Coinfection most certainly affects both sides of these individuals, causing SARS and an increased risk of TB reactivation. As a result of earlier outbreaks, hospitalization for TB patients should be confined to severe cases to minimize the transmission of SARS-CoV-2 in TB cases. Despite the rapidly rising number of cases, the data required to forecast the impact of the COVID-19 pandemic on patients with latent TB and TB sequelae and advise care in this specific setting need to be collected.
LIMITATIONS
It may be possible that COVID-19 has most likely only shown some of the modest active TB cases responsible for concealed transmission in the broader population. We did SARS-CoV-2 nucleocapsid antibody tests, which was an indirect marker of the infection, while the patient may have had COVID-19 in the remote past and not concurrently with TB. Though the titer levels may predict the time of infection, further research can be done based on these findings. Another significant limitation is that we encountered patients in different stages of antitubercular treatment (i.e., intensive and continuation phases).
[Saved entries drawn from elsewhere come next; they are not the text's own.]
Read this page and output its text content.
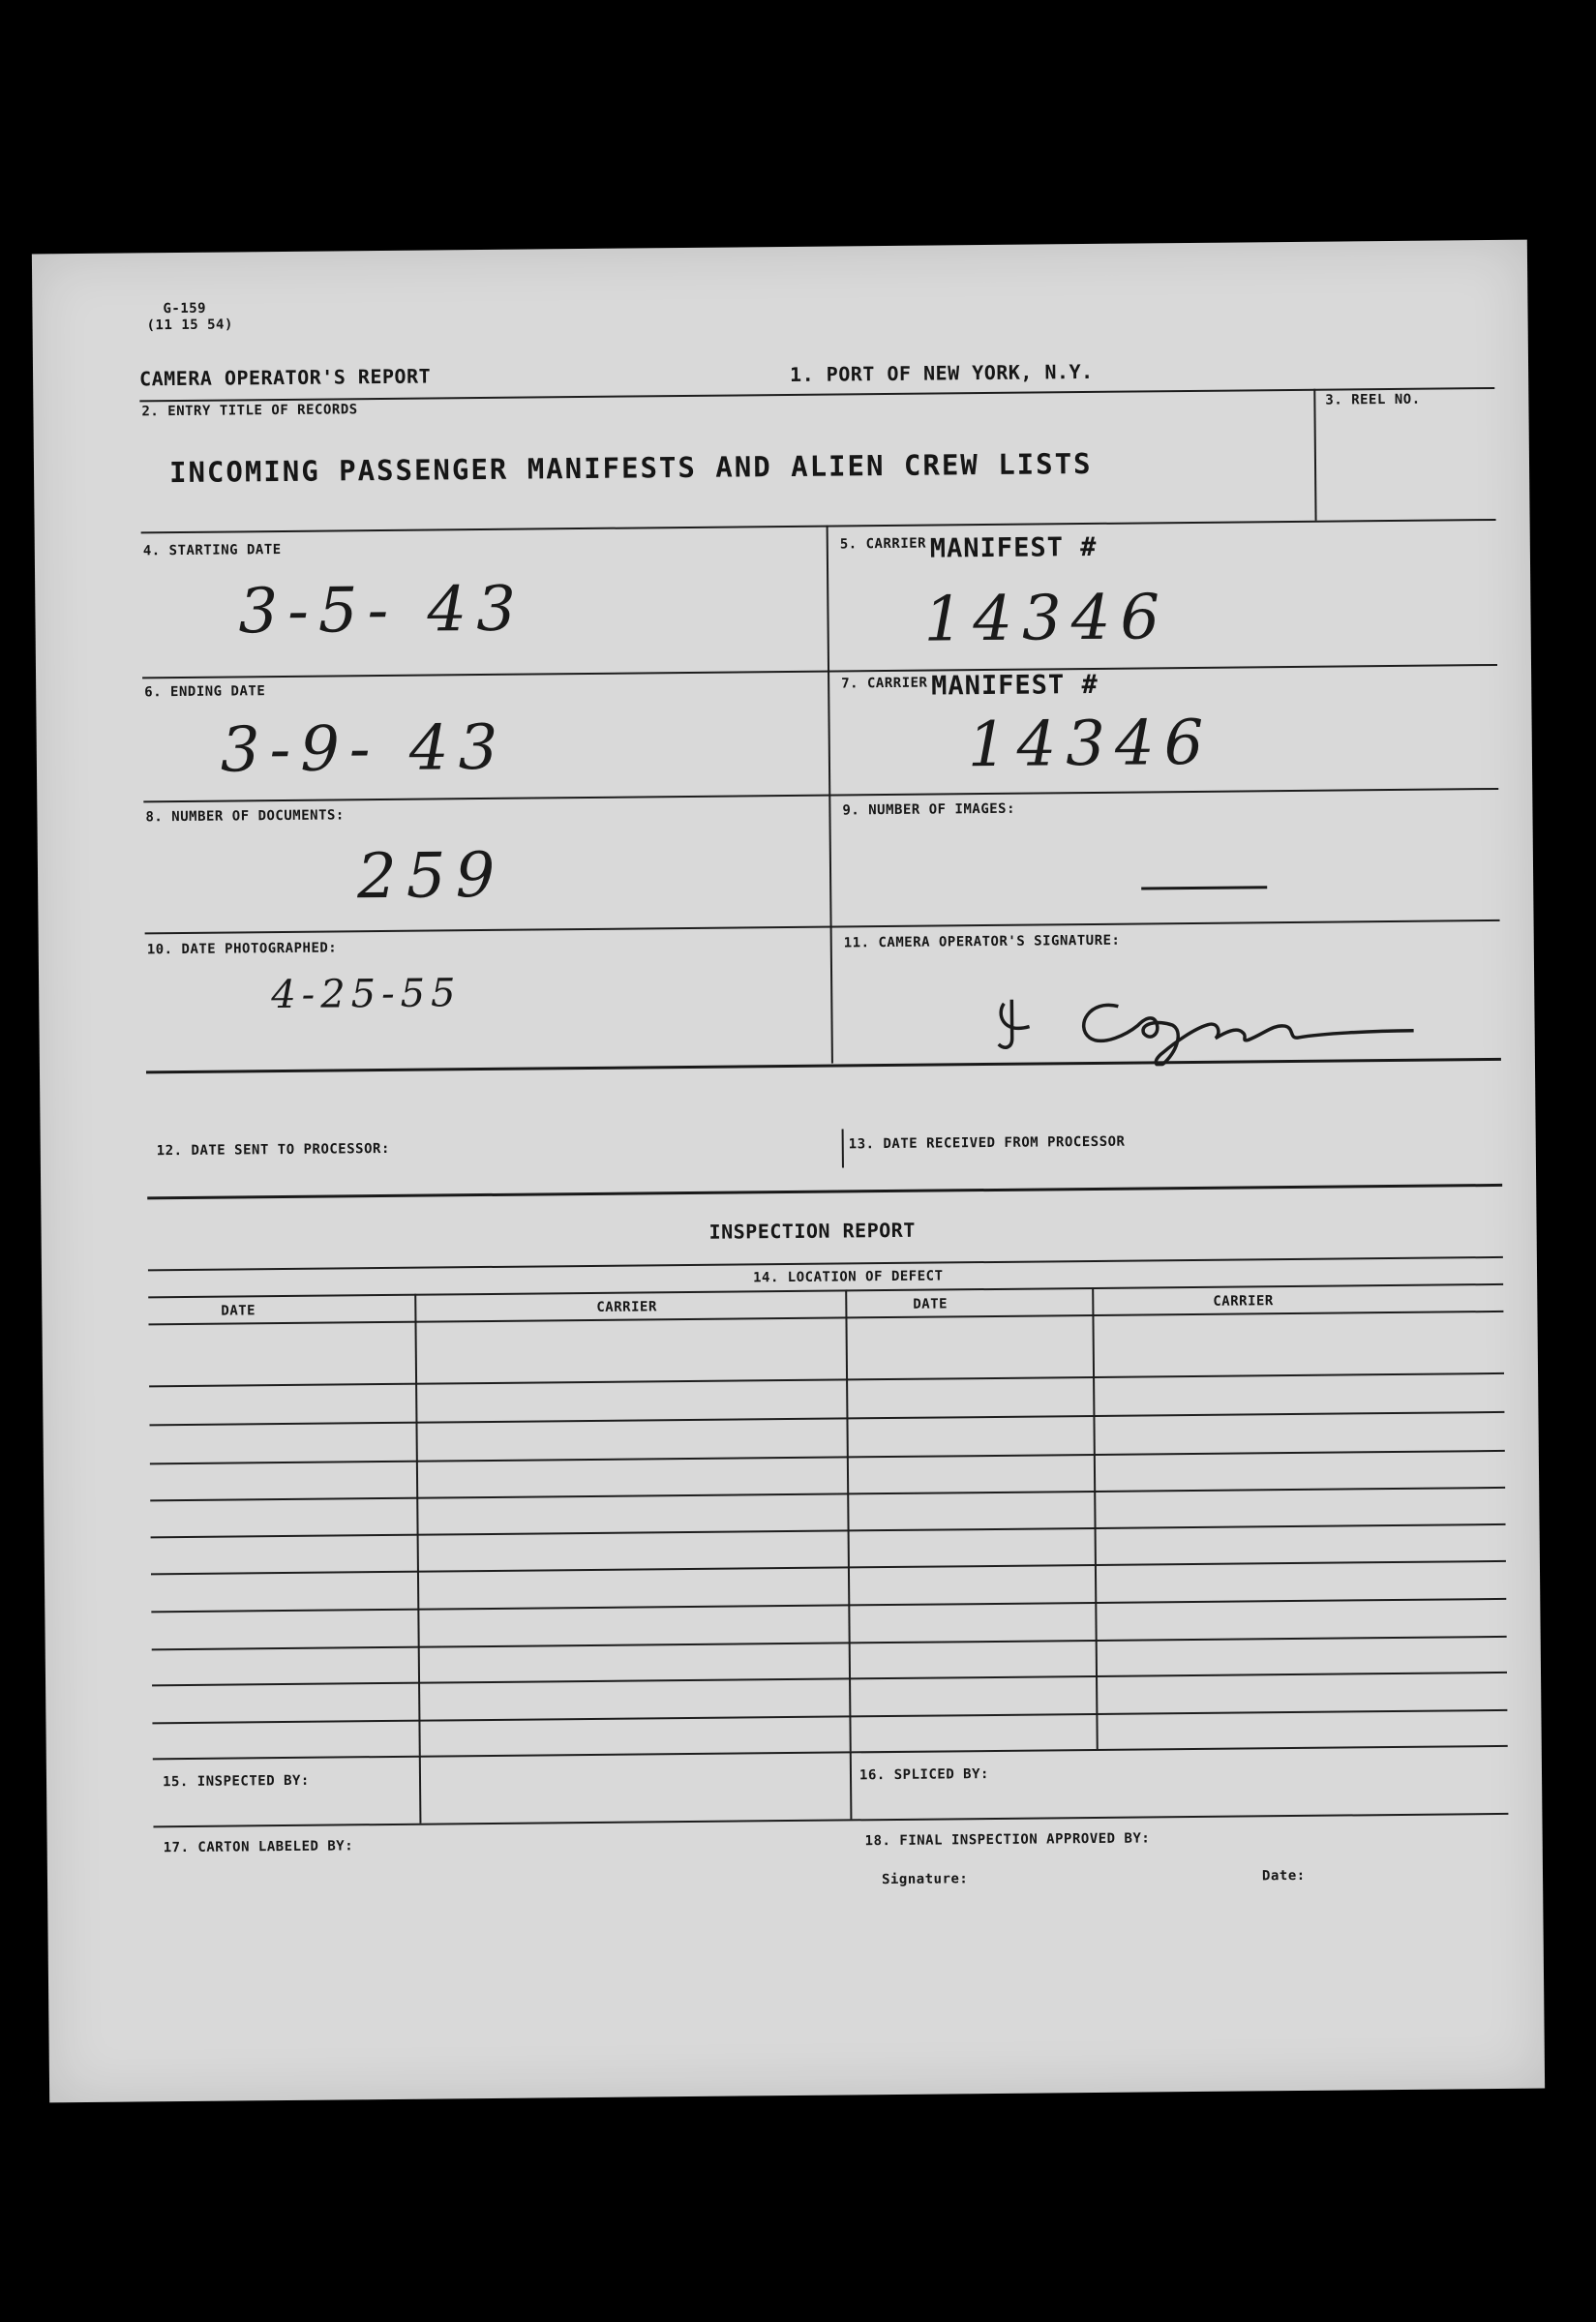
G-159
(11 15 54)
CAMERA OPERATOR'S REPORT	1. PORT OF NEW YORK, N.Y.
2. ENTRY TITLE OF RECORDS
INCOMING PASSENGER MANIFESTS AND ALIEN CREW LISTS
3. REEL NO.
4. STARTING DATE
3-5- 43
5. CARRIER MANIFEST #
14346
6. ENDING DATE
3-9- 43
7. CARRIER MANIFEST #
14346
8. NUMBER OF DOCUMENTS:
259
9. NUMBER OF IMAGES:
10. DATE PHOTOGRAPHED:
4-25-55
11. CAMERA OPERATOR'S SIGNATURE:
12. DATE SENT TO PROCESSOR:	13. DATE RECEIVED FROM PROCESSOR
INSPECTION REPORT
14. LOCATION OF DEFECT
DATE	CARRIER	DATE	CARRIER
15. INSPECTED BY:	16. SPLICED BY:
17. CARTON LABELED BY:	18. FINAL INSPECTION APPROVED BY:
Signature:	Date:
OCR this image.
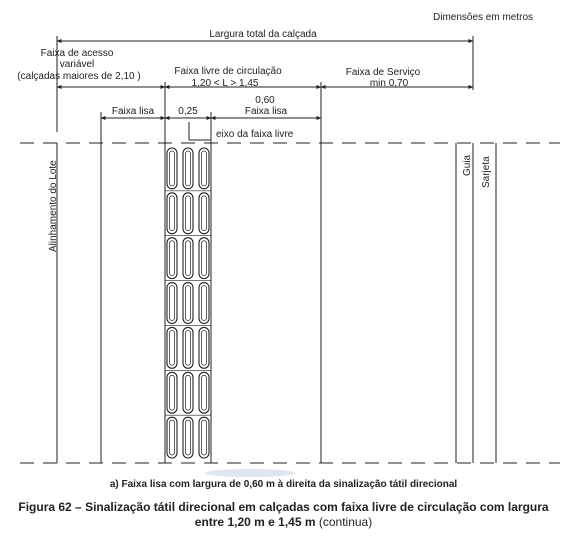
Dimensões em metros
Largura total da calçada
Faixa de acesso
variável
(calçadas maiores de 2,10 )	Faixa livre de circulação
1,20 < L > 1,45
Faixa de Serviço
min 0,70
0,60
Faixa lisa 0,25	Faixa lisa
eixo da faixa livre
Alinhamento do Lote	Guia Sarjeta
a) Faixa lisa com largura de 0,60 m à direita da sinalização tátil direcional
Figura 62 – Sinalização tátil direcional em calçadas com faixa livre de circulação com largura
entre 1,20 m e 1,45 m (continua)
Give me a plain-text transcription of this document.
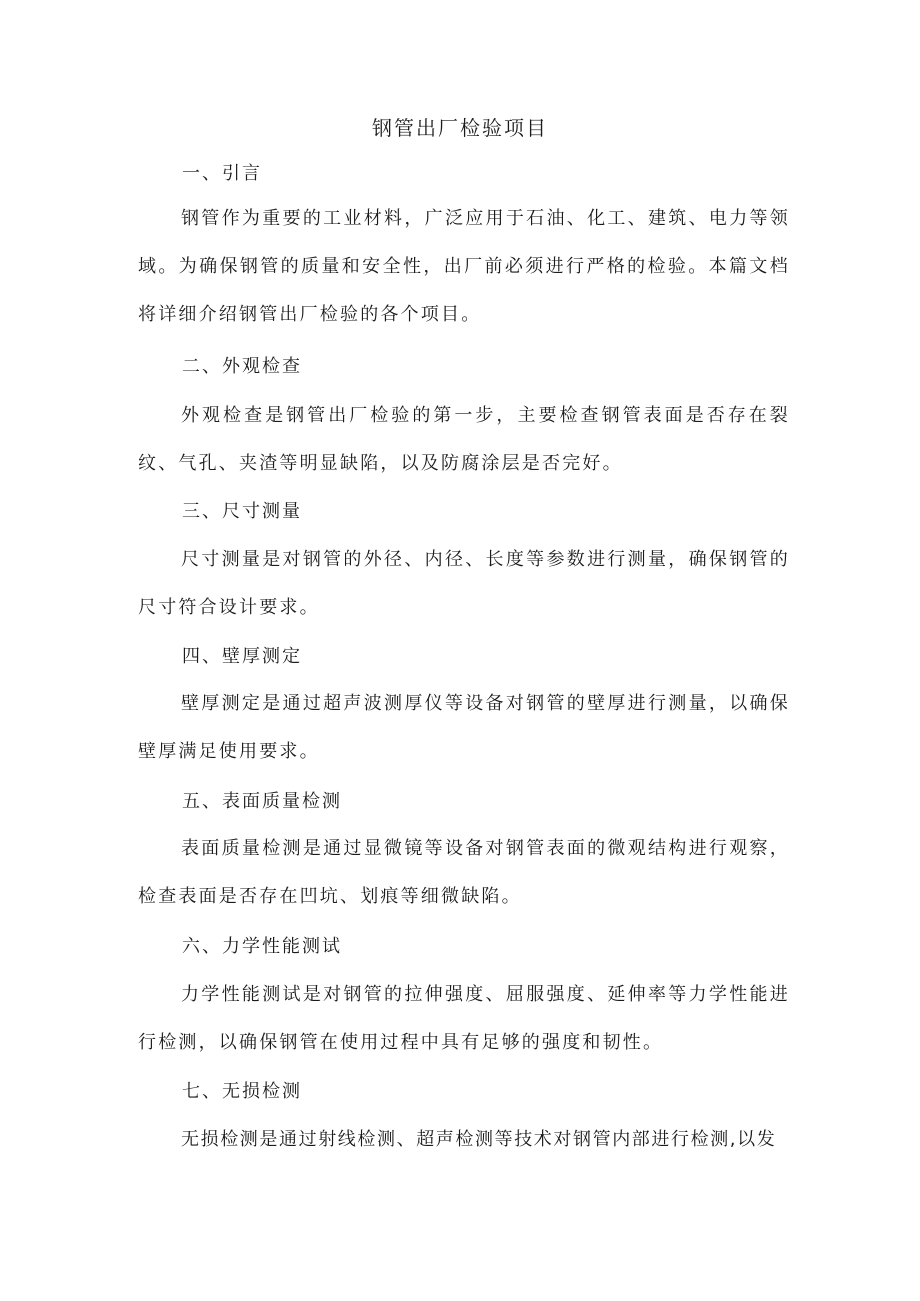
钢管出厂检验项目
一、引言

钢管作为重要的工业材料，广泛应用于石油、化工、建筑、电力等领域。为确保钢管的质量和安全性，出厂前必须进行严格的检验。本篇文档将详细介绍钢管出厂检验的各个项目。

二、外观检查

外观检查是钢管出厂检验的第一步，主要检查钢管表面是否存在裂纹、气孔、夹渣等明显缺陷，以及防腐涂层是否完好。

三、尺寸测量

尺寸测量是对钢管的外径、内径、长度等参数进行测量，确保钢管的尺寸符合设计要求。

四、壁厚测定

壁厚测定是通过超声波测厚仪等设备对钢管的壁厚进行测量，以确保壁厚满足使用要求。

五、表面质量检测

表面质量检测是通过显微镜等设备对钢管表面的微观结构进行观察，检查表面是否存在凹坑、划痕等细微缺陷。

六、力学性能测试

力学性能测试是对钢管的拉伸强度、屈服强度、延伸率等力学性能进行检测，以确保钢管在使用过程中具有足够的强度和韧性。

七、无损检测

无损检测是通过射线检测、超声检测等技术对钢管内部进行检测,以发
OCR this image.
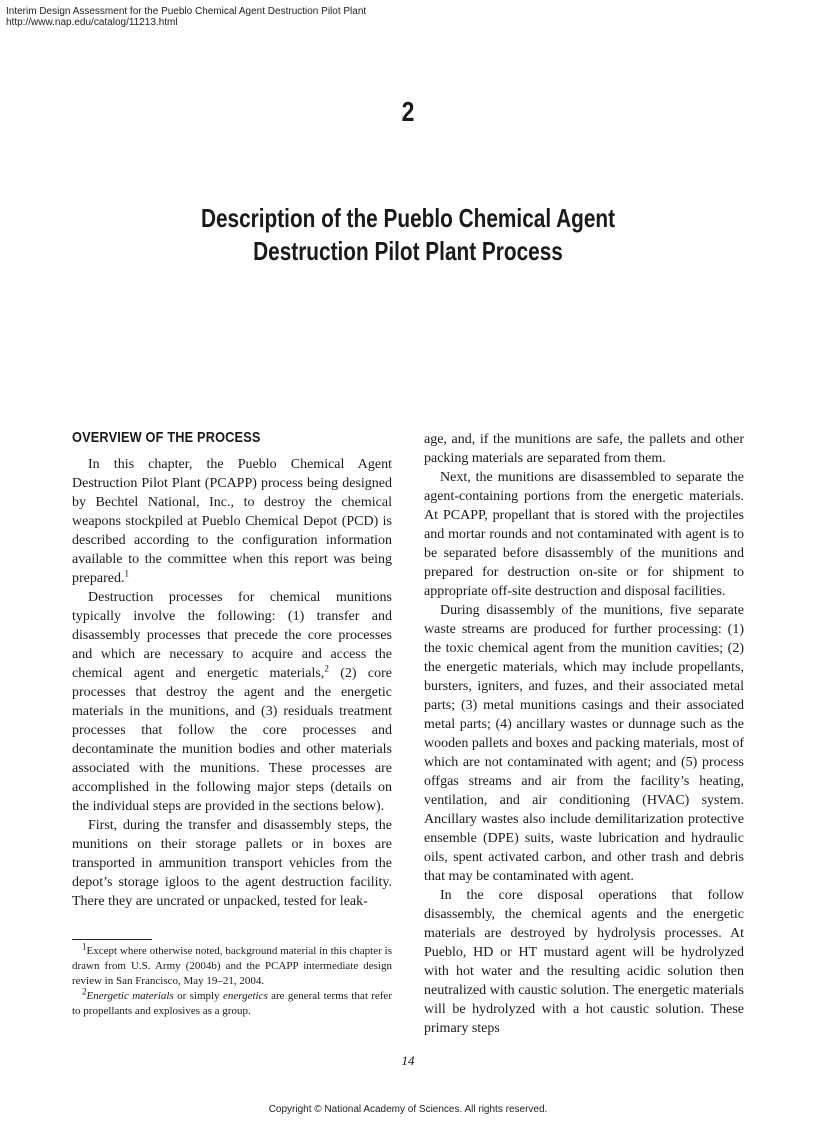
Interim Design Assessment for the Pueblo Chemical Agent Destruction Pilot Plant
http://www.nap.edu/catalog/11213.html
2
Description of the Pueblo Chemical Agent
Destruction Pilot Plant Process
OVERVIEW OF THE PROCESS

In this chapter, the Pueblo Chemical Agent Destruction Pilot Plant (PCAPP) process being designed by Bechtel National, Inc., to destroy the chemical weapons stockpiled at Pueblo Chemical Depot (PCD) is described according to the configuration information available to the committee when this report was being prepared.$^1$

Destruction processes for chemical munitions typically involve the following: (1) transfer and disassembly processes that precede the core processes and which are necessary to acquire and access the chemical agent and energetic materials,$^2$ (2) core processes that destroy the agent and the energetic materials in the munitions, and (3) residuals treatment processes that follow the core processes and decontaminate the munition bodies and other materials associated with the munitions. These processes are accomplished in the following major steps (details on the individual steps are provided in the sections below).

First, during the transfer and disassembly steps, the munitions on their storage pallets or in boxes are transported in ammunition transport vehicles from the depot’s storage igloos to the agent destruction facility. There they are uncrated or unpacked, tested for leak-

age, and, if the munitions are safe, the pallets and other packing materials are separated from them.

Next, the munitions are disassembled to separate the agent-containing portions from the energetic materials. At PCAPP, propellant that is stored with the projectiles and mortar rounds and not contaminated with agent is to be separated before disassembly of the munitions and prepared for destruction on-site or for shipment to appropriate off-site destruction and disposal facilities.

During disassembly of the munitions, five separate waste streams are produced for further processing: (1) the toxic chemical agent from the munition cavities; (2) the energetic materials, which may include propellants, bursters, igniters, and fuzes, and their associated metal parts; (3) metal munitions casings and their associated metal parts; (4) ancillary wastes or dunnage such as the wooden pallets and boxes and packing materials, most of which are not contaminated with agent; and (5) process offgas streams and air from the facility’s heating, ventilation, and air conditioning (HVAC) system. Ancillary wastes also include demilitarization protective ensemble (DPE) suits, waste lubrication and hydraulic oils, spent activated carbon, and other trash and debris that may be contaminated with agent.

In the core disposal operations that follow disassembly, the chemical agents and the energetic materials are destroyed by hydrolysis processes. At Pueblo, HD or HT mustard agent will be hydrolyzed with hot water and the resulting acidic solution then neutralized with caustic solution. The energetic materials will be hydrolyzed with a hot caustic solution. These primary steps

$^1$Except where otherwise noted, background material in this chapter is drawn from U.S. Army (2004b) and the PCAPP intermediate design review in San Francisco, May 19–21, 2004.

$^2$Energetic materials or simply energetics are general terms that refer to propellants and explosives as a group.

14
Copyright © National Academy of Sciences. All rights reserved.
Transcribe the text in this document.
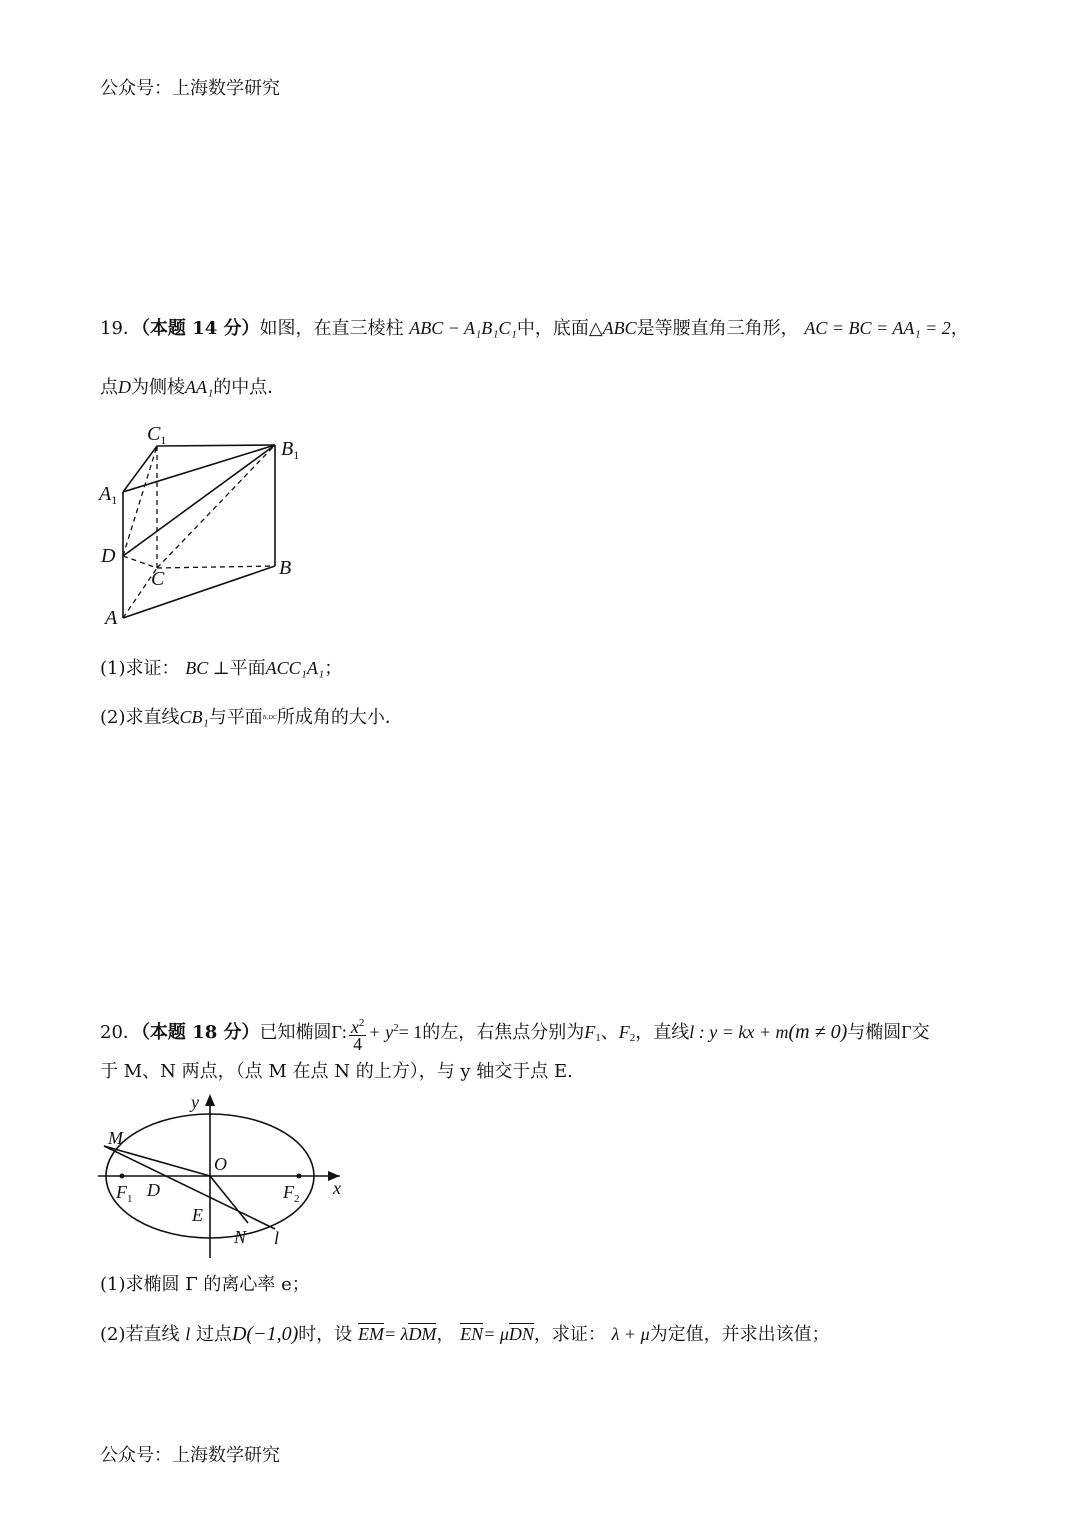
公众号：上海数学研究
19．（本题 14 分）如图，在直三棱柱 ABC − A₁B₁C₁中，底面△ABC是等腰直角三角形， AC = BC = AA₁ = 2，
点D为侧棱AA₁的中点．
$C_1$	$B_1$
$A_1$
D
C	B
A
(1)求证： BC ⊥平面ACC₁A₁；
(2)求直线CB₁与平面B₁DC所成角的大小．
20．（本题 18 分）已知椭圆Γ: $\frac{x^2}{4} + y^2= 1$的左，右焦点分别为$F_1$、$F_2$，直线l : y = kx + m(m ≠ 0)与椭圆Γ交
于 M、N 两点，（点 M 在点 N 的上方），与 y 轴交于点 E.
y
x
O
M
$F_1$ D	$F_2$
E
N l
(1)求椭圆 Γ 的离心率 e；
(2)若直线 l 过点D(−1,0)时，设 EM= λDM， EN= μDN，求证： λ + μ为定值，并求出该值；
公众号：上海数学研究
Analysis with this parameter-wise stratification with an appropriate sample size may help answer this question.
CONCLUSION
Coronavirus disease 2019 is a relatively new disease for us with no specific treatment; however, TB is curable and preventable with timely management, airborne infection control measures, and treatment of latent TB infection. We must fight new pandemics while ensuring that those in need of attention from ongoing illnesses like TB are provided with uninterrupted health care. From the results, we can say that the active TB infection did not affect the length of hospital stay or the treatment of COVID-19. Neither any specific factor of TB patients predicted the occurrence of COVID-19. The management of COVID-19 is unrelated to the status of TB infection. It is also essential to understand from this analysis that in the fight against the COVID-19 pandemic, we should not forget to suspect and manage TB appropriately as usual (in the case of coinfection), which is still one of the leading infectious causes of death worldwide.
ACKNOWLEDGMENTS
We would like to thank our interns Dr Sagar Patil, Dr Siddhi Chhajed, Dr Jyoti Mundhe, and Dr Pushkar Bhangale for their help in collecting the data. This paper shares the dataset with article published in Indian Pediatrics “Outcome of COVID-19 in Children with TB: Single-Center Experience.” However, there is no overlap or duplicate publication of the data.
ETHICS APPROVAL
Obtained, IEC/Pharm/RP/570/Sep/2021 from IEC, Grant Government Medical College, Mumbai.